The High Court awarded him a clean break lump payment of 50% of the value of the dairy farm and 40% of the value of the farm buildings. The parents appealed on the basis this would require them to sell the farm. They argued that relief should be calculated on the basis of detriment suffered rather than on the basis of expectation.
Ruling in Guest v Guest [2022] UKSC 27 last week, the Supreme Court held it is the repudiation of the promised expectation which is the unconscionable wrong. Therefore, the correct approach was to look at the son’s expectation of inheritance rather than the detriment-based approach put forward by his parents.
However, it partially allowed the parents’ appeal on the High Court’s overall remedy.

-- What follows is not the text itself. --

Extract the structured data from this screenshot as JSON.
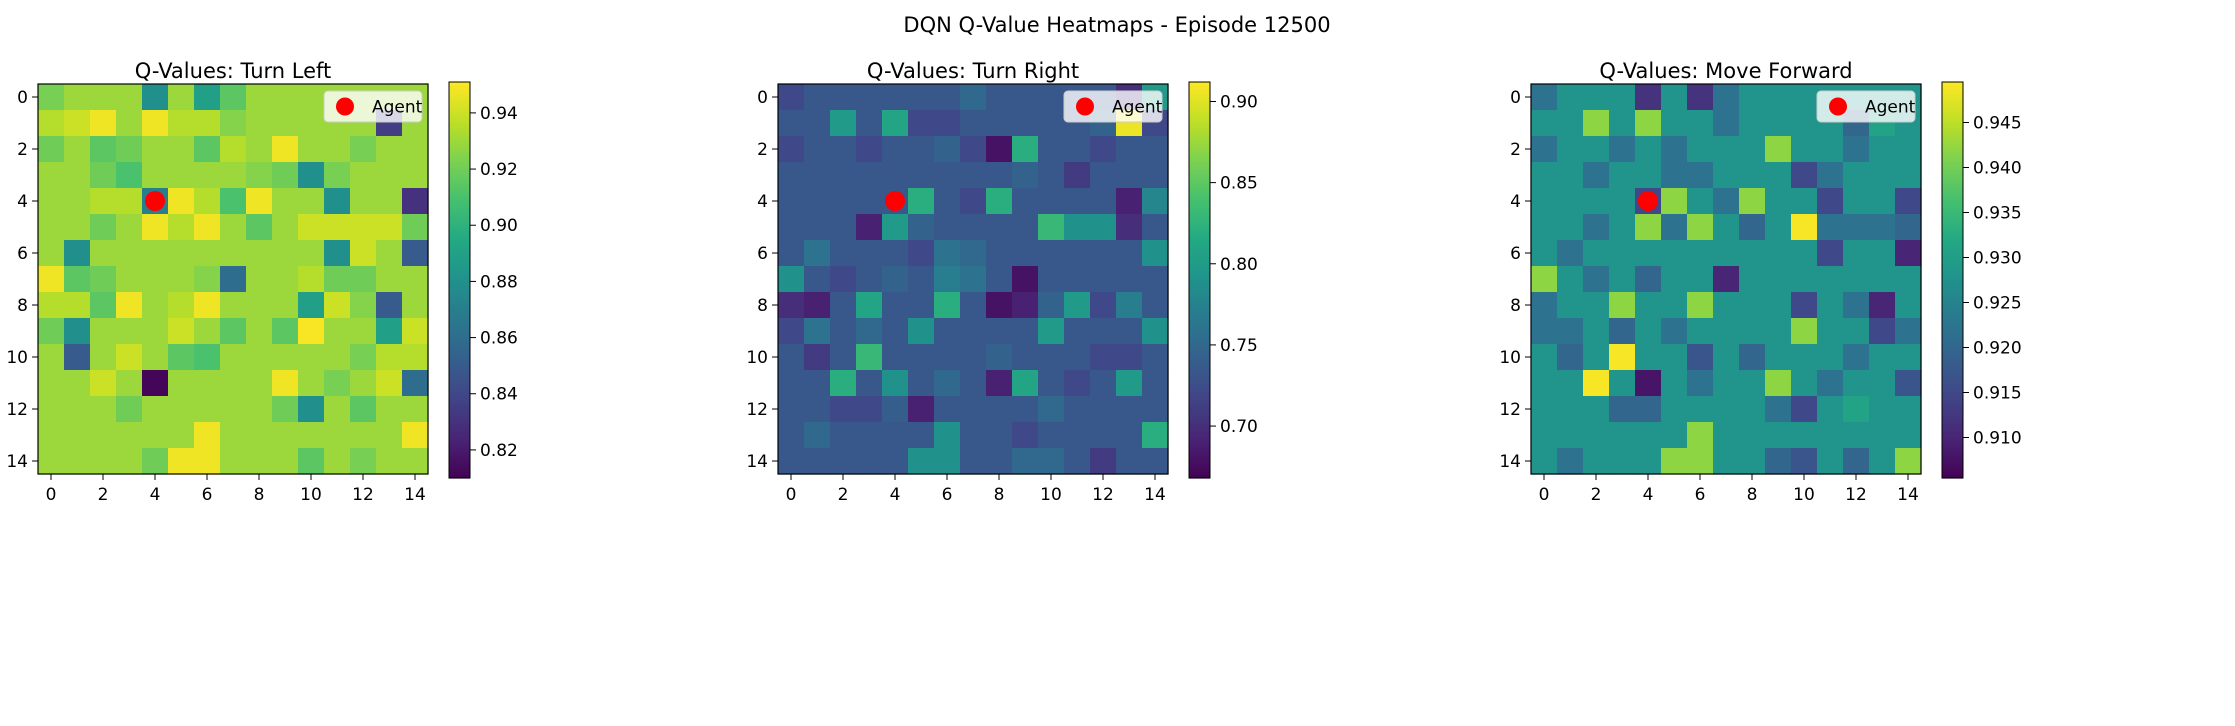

The justices held the parents have two choices to fulfil the promisee’s— their son’s— expectation: either pay him a reduced sum now or hold his share of the farm on trust for him for their lifetimes.
Polly Ridgway, senior associate at Clarke Willmott, which represented Andrew Guest, said the Supreme Court had prevented a ‘clear injustice and, as a result, Andrew will receive his inheritance promised to him’.
Laura Phillips, senior associate at Kingsley Napley, said the decision ‘demonstrates the wide discretion that the court has to provide remedies that would help achieve equity between the parties’.